Doping-induced Quantum Anomalous Hall Crystals and Topological Domain Walls

TL;DR

This paper explores how electron doping in moiré superlattices can create quantum anomalous Hall crystals and topological domain walls, revealing new topological states and spin textures.

Contribution

It demonstrates that doping induces skyrmion-based quantum anomalous Hall crystals and topological domain walls in TMD moiré superlattices, expanding understanding of doping physics in topological materials.

Findings

Doping generates skyrmion spin textures hosting in-gap electrons.

Skyrmions form a tunable lattice with adjustable parameters.

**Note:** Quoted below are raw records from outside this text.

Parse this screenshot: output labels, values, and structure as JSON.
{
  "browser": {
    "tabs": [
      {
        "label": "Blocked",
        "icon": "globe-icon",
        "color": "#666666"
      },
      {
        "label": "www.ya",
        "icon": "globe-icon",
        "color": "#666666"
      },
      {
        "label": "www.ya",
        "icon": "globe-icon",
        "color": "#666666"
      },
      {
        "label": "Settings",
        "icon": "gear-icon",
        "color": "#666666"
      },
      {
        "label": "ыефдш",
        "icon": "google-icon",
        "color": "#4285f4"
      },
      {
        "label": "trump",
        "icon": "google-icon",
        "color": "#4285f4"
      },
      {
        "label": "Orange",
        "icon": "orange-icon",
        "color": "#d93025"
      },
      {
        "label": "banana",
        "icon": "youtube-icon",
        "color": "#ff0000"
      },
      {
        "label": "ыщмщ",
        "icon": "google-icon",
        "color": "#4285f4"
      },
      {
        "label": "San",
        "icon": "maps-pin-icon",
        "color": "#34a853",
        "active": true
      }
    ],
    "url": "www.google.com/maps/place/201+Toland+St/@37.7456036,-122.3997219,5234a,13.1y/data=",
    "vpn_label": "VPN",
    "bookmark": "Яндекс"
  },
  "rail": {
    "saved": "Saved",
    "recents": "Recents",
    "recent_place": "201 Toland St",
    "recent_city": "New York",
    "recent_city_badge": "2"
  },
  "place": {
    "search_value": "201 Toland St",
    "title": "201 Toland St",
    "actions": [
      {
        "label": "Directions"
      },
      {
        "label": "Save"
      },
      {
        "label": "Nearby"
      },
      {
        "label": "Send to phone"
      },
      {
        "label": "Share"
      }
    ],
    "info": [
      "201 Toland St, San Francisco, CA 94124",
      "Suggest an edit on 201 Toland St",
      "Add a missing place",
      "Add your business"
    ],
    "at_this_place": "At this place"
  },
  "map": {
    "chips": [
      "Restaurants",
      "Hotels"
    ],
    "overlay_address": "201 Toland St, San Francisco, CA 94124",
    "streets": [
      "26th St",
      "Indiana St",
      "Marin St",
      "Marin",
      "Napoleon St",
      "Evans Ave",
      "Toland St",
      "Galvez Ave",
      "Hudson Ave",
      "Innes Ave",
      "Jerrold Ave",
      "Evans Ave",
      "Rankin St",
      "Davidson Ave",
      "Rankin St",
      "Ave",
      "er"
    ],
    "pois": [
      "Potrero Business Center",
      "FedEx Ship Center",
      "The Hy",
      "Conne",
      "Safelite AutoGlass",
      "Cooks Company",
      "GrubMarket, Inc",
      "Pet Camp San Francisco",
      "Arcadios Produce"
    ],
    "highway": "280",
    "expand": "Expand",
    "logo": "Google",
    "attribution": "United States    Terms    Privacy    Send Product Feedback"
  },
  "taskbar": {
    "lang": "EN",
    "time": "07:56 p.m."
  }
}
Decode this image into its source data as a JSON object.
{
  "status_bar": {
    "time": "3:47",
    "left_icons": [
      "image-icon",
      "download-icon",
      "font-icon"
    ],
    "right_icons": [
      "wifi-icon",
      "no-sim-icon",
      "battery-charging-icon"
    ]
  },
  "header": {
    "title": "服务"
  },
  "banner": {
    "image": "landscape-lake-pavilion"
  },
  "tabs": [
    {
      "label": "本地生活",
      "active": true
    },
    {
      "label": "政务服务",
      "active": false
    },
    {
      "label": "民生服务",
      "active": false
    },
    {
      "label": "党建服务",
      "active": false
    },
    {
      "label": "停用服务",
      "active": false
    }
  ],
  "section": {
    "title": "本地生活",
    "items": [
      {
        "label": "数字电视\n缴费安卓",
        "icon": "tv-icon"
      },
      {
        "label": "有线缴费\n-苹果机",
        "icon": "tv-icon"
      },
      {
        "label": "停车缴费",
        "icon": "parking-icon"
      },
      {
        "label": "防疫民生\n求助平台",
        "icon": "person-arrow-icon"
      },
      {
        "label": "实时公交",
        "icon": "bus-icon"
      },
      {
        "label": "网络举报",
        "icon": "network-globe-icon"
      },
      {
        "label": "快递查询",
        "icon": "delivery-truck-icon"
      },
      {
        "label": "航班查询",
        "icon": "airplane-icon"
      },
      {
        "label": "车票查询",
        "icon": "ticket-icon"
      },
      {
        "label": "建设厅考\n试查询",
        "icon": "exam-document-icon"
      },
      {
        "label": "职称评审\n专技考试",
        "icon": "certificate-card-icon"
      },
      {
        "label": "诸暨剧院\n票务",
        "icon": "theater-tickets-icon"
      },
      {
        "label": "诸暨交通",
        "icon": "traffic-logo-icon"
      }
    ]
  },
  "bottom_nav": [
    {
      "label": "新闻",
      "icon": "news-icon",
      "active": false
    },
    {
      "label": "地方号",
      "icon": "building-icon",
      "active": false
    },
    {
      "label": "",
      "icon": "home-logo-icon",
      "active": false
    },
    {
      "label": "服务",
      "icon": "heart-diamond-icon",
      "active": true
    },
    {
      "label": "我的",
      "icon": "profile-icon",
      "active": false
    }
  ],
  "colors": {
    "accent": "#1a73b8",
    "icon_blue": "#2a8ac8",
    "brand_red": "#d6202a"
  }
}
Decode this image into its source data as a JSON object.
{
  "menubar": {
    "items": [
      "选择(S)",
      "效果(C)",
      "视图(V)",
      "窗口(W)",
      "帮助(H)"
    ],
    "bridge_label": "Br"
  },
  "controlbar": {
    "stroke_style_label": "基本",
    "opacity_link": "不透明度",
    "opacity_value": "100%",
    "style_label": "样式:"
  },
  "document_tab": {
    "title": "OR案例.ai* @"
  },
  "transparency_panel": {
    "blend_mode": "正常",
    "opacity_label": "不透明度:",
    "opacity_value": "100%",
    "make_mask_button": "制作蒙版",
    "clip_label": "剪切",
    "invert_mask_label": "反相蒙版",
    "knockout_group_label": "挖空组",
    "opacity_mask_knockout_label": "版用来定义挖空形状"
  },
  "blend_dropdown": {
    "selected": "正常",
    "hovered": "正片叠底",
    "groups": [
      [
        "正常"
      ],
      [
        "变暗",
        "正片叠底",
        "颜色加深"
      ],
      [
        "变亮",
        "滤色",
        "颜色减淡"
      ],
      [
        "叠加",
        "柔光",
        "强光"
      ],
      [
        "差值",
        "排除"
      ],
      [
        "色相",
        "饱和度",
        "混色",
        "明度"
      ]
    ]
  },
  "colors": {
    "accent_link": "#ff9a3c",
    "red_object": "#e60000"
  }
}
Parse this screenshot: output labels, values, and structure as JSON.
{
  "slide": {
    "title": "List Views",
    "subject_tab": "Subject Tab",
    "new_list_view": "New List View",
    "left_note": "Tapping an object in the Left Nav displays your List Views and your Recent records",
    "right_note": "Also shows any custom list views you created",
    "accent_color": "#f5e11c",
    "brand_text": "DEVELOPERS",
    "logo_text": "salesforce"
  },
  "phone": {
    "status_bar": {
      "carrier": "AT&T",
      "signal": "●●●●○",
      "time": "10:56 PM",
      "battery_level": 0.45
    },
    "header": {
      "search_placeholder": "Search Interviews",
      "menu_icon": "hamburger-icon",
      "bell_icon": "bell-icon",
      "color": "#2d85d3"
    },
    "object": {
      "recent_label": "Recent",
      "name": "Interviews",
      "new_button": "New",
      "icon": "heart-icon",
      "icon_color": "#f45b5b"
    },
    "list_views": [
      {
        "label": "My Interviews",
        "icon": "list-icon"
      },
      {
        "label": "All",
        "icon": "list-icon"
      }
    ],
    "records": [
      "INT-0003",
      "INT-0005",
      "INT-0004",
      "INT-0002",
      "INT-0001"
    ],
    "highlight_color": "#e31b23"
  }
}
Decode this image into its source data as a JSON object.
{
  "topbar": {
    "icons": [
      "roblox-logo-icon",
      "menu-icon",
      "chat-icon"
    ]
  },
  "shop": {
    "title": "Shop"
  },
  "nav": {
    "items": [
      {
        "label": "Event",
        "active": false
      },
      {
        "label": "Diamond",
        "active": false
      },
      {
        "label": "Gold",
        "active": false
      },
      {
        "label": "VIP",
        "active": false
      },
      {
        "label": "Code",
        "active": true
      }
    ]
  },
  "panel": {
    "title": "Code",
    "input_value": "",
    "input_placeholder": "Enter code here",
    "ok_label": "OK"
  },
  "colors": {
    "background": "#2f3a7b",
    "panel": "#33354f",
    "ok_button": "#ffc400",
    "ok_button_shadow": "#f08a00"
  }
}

Quantum anomalous Hall crystals can persist even with vanishing topological gap.

Abstract

Doping carriers into a correlated quantum ground state offers a promising route to generate new quantum states. The recent advent of moir\'{e} superlattices provided a versatile platform with great tunability to explore doping physics in systems with strong interplay between strong correlation and nontrivial topology. Here we study the effect of electron doping in the quantum anomalous Hall insulator realized in TMD moir\'{e} superlatice at filling $\nu=1$, which can be described by the canonical Kane-Mele-Hubbard model. By solving the Kane-Mele-Hubbard model using an unrestricted real-space Hartree-Fock method, we find that doping generates quantum anomalous Hall crystals (QAHC) and topological domain walls. In the QAHC, the doping induces skyrmion spin textures, which hosts one or two electrons in each skyrmion as in-gap states. The skyrmions crystallize into a lattice, with the lattice parameter being tunable by the density of doped electrons. Remarkably, we find that the QAHC can survive even in the limit of vanishing Kane-Mele topological gap for a significant range of fillings. Furthermore, doping can also induce domain walls separating topologically distinct domains with different electron densities, hosting chiral localized modes.